Haughton ran a finger beneath his neckcloth and glanced back towards the fire instead. "I do not understand why you feel the need to go to all this trouble to impress a woman who isn't even the mother of David's child."

"Because I want her to like us," Bess stressed. "I like her already. She carries herself well, it is readily apparent that she loves the boy, and from the little I conversed with her, I can already sense that she has a good, steady head on her shoulders. And she really is quite lovely," she added, with a brief look in Haughton's direction. "Have you noticed?"

A noise issued from his throat that was neither an assent nor a denial. What did it matter if Mrs. Brixton was lovely? And what, especially, did his sister care what his thoughts were on the matter of the woman's beauty?

But before she could attempt to interrogate him further, the door to the room opened, and in stepped Mrs. Brixton herself, and only Mrs. Brixton, Haughton noticed, marking the absence of any infant on her hip.

She hovered near the door for a moment, her gloved fingers pulling at one another in an apparent state of anxiety. Her hair had been braided and neatly pinned about her head like a crown, and her dun travelling gown of earlier had been exchanged for a pale green frock, trimmed with white ribbon in what Haughton assumed had been an attempt to infuse some new life into the tired gown.

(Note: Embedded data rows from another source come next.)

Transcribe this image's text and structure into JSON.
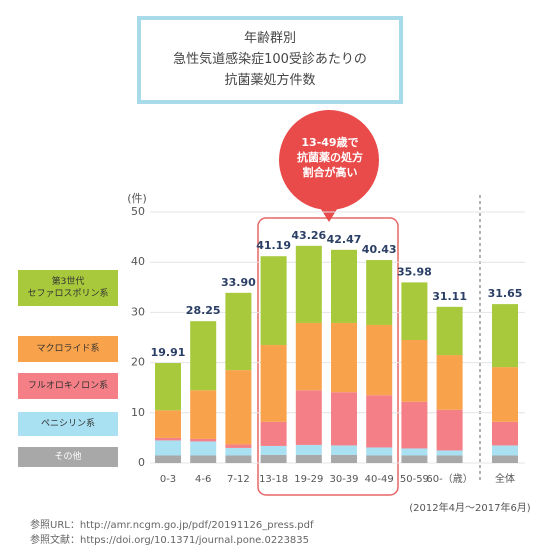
{
  "chart_data": {
    "type": "stacked_bar",
    "title": "年齢群別\n急性気道感染症100受診あたりの\n抗菌薬処方件数",
    "y_label": "(件)",
    "categories": [
      "0-3",
      "4-6",
      "7-12",
      "13-18",
      "19-29",
      "30-39",
      "40-49",
      "50-59",
      "60-（歳）",
      "全体"
    ],
    "series": [
      {
        "name": "その他",
        "color": "#a8a8a8",
        "values": [
          1.5,
          1.5,
          1.5,
          1.6,
          1.6,
          1.6,
          1.5,
          1.5,
          1.5,
          1.5
        ]
      },
      {
        "name": "ペニシリン系",
        "color": "#a9e0f2",
        "values": [
          3.0,
          2.8,
          1.5,
          1.8,
          2.0,
          1.9,
          1.6,
          1.4,
          1.0,
          2.0
        ]
      },
      {
        "name": "フルオロキノロン系",
        "color": "#f47f86",
        "values": [
          0.5,
          0.5,
          0.7,
          4.8,
          10.9,
          10.6,
          10.4,
          9.3,
          8.1,
          4.7
        ]
      },
      {
        "name": "マクロライド系",
        "color": "#f8a24b",
        "values": [
          5.5,
          9.7,
          14.8,
          15.3,
          13.4,
          13.8,
          14.0,
          12.3,
          10.9,
          10.9
        ]
      },
      {
        "name": "第3世代\nセファロスポリン系",
        "color": "#a7c93b",
        "values": [
          9.41,
          13.75,
          15.4,
          17.69,
          15.36,
          14.57,
          12.93,
          11.48,
          9.61,
          12.55
        ]
      }
    ],
    "totals": [
      19.91,
      28.25,
      33.9,
      41.19,
      43.26,
      42.47,
      40.43,
      35.98,
      31.11,
      31.65
    ],
    "total_labels": [
      "19.91",
      "28.25",
      "33.90",
      "41.19",
      "43.26",
      "42.47",
      "40.43",
      "35.98",
      "31.11",
      "31.65"
    ],
    "ylim": [
      0,
      50
    ],
    "yticks": [
      0,
      10,
      20,
      30,
      40,
      50
    ],
    "grid": true,
    "annotation": "13-49歳で\n抗菌薬の処方\n割合が高い",
    "period_note": "(2012年4月〜2017年6月)",
    "references": [
      "参照URL：http://amr.ncgm.go.jp/pdf/20191126_press.pdf",
      "参照文献：https://doi.org/10.1371/journal.pone.0223835"
    ]
  }
}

Her gaze found him first, then darted quickly away and instead settled on the fireplace behind him. He wondered what she had seen about his person that brought such a brief look of disapproval to her face, but before he could muse further about why her disapproval should bother him, Bess stepped forward and reached out to their guest with open arms.

"Oh, Sophia!" she began, instantly diverting Mrs. Brixton's attention from the fireplace and Haughton himself. "You look much improved now that you've had a chance to settle in, and that color is quite becoming on you! Now, you must forgive me for not telling you earlier, but I decided on a smaller, more informal setting for this evening. After so much travel, and with the care of little George so much on your mind, I hope you will forgive my presumption in thinking this would be a more comfortable atmosphere in which to dine."